Thursday 21 January 2016

From Script to Screen; OGR






1 comment:

  1. OGR 22/01/2016

    Hi Ben - thanks for your patience. Okay, so put bluntly, you've approached this creative challenge in the way I sort of asked everyone not to... for example, it is completely irrelevant to your story that the item confiscated from the girl is a pair of roller-skates. It might just as well have been a cauliflower or a hot cross bun for all it matters to your story. Likewise, the laboratory is irrelevant; you've introduced a scientist - fine - but his environment contributes nothing. Then suddenly you've got a mountaineer, who just happens upon the girl, and somehow, this grown-man decides to rescue a pair of roller-skates - from a scientist's tower... It's just a generic story featuring the items you selected, as opposed to an original story deriving purposefully and imaginatively from the three items.

    I want you to go back to the drawing board and start this process over, but this time take on board some of the advice that accompanied the briefing. Let's think for a moment:

    What might a mountaineer be doing with some roller-skates and why might a scientist in a laboratory be involved? Is the mountaineer attempting some land-speed record, first climbing up the mountain, then zooming down it, while the scientist observes? Is your story in the category of a Road Runner-style knock-about?
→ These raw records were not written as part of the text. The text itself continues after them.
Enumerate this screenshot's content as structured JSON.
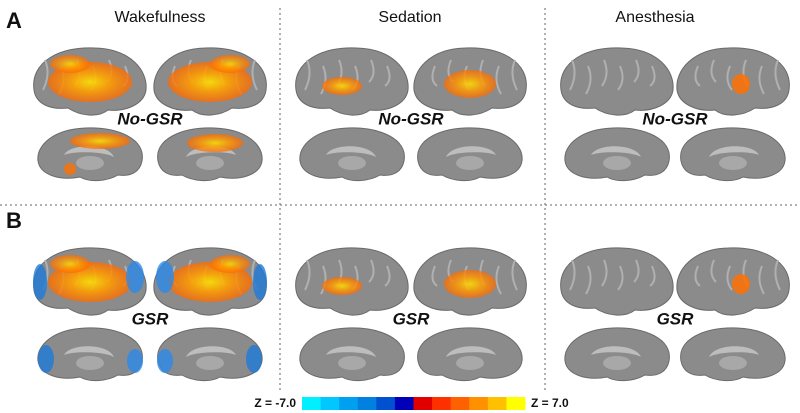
{
  "columns": [
    "Wakefulness",
    "Sedation",
    "Anesthesia"
  ],
  "panels": [
    {
      "label": "A",
      "condition_label": "No-GSR"
    },
    {
      "label": "B",
      "condition_label": "GSR"
    }
  ],
  "colorbar": {
    "min_label": "Z = -7.0",
    "max_label": "Z = 7.0",
    "colors": [
      "#00f0ff",
      "#00c8ff",
      "#00a0f0",
      "#0080e0",
      "#0050d0",
      "#0000b8",
      "#e00000",
      "#ff3000",
      "#ff6000",
      "#ff9000",
      "#ffc000",
      "#ffff00"
    ]
  }
}
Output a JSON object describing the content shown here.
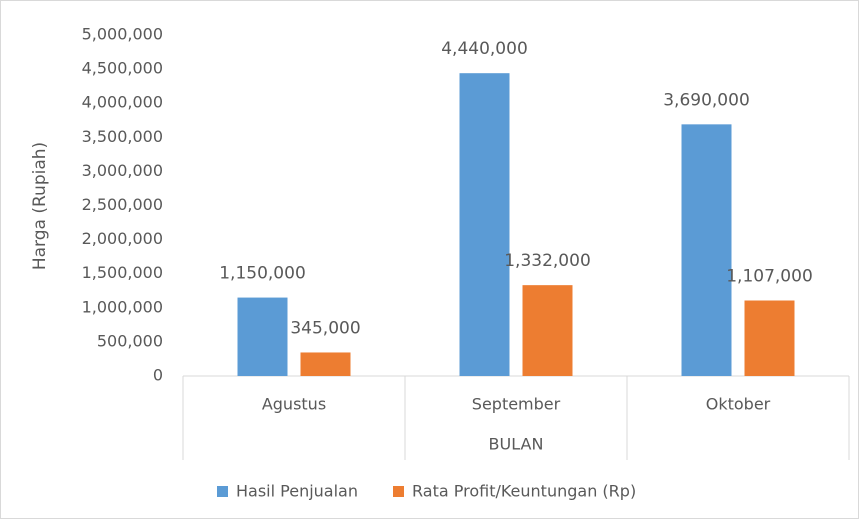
{
  "chart_data": {
    "type": "bar",
    "x_label": "BULAN",
    "y_label": "Harga (Rupiah)",
    "categories": [
      "Agustus",
      "September",
      "Oktober"
    ],
    "series": [
      {
        "name": "Hasil Penjualan",
        "color": "#5b9bd5",
        "values": [
          1150000,
          4440000,
          3690000
        ],
        "value_labels": [
          "1,150,000",
          "4,440,000",
          "3,690,000"
        ]
      },
      {
        "name": "Rata Profit/Keuntungan (Rp)",
        "color": "#ed7d31",
        "values": [
          345000,
          1332000,
          1107000
        ],
        "value_labels": [
          "345,000",
          "1,332,000",
          "1,107,000"
        ]
      }
    ],
    "ylim": [
      0,
      5000000
    ],
    "yticks": [
      0,
      {
        "value": 500000,
        "label": "500,000"
      },
      {
        "value": 1000000,
        "label": "1,000,000"
      },
      {
        "value": 1500000,
        "label": "1,500,000"
      },
      {
        "value": 2000000,
        "label": "2,000,000"
      },
      {
        "value": 2500000,
        "label": "2,500,000"
      },
      {
        "value": 3000000,
        "label": "3,000,000"
      },
      {
        "value": 3500000,
        "label": "3,500,000"
      },
      {
        "value": 4000000,
        "label": "4,000,000"
      },
      {
        "value": 4500000,
        "label": "4,500,000"
      },
      {
        "value": 5000000,
        "label": "5,000,000"
      }
    ],
    "grid": false,
    "legend": "bottom"
  }
}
    Is your 'Mountaineer' a mountain goat (non-human characters are fine, as long as they fulfil their role).

    There's something about the roller-skates that makes me think that your story might be about children playing - so *pretending* to be mountaineers or pretending to play at mad scientists.

    The idea of a secret mountain top laboratory is very 'James Bond' too, but again the rollerskates feel like a comedy object or a childhood object, and again I sort of get the idea of a film that starts off looking and feeling like an action movie, but slowly reveals itself to be the game of two kids?

    My point is simply that I think you need to do more work with your three components - and derive a story that is actually 'from' your selection.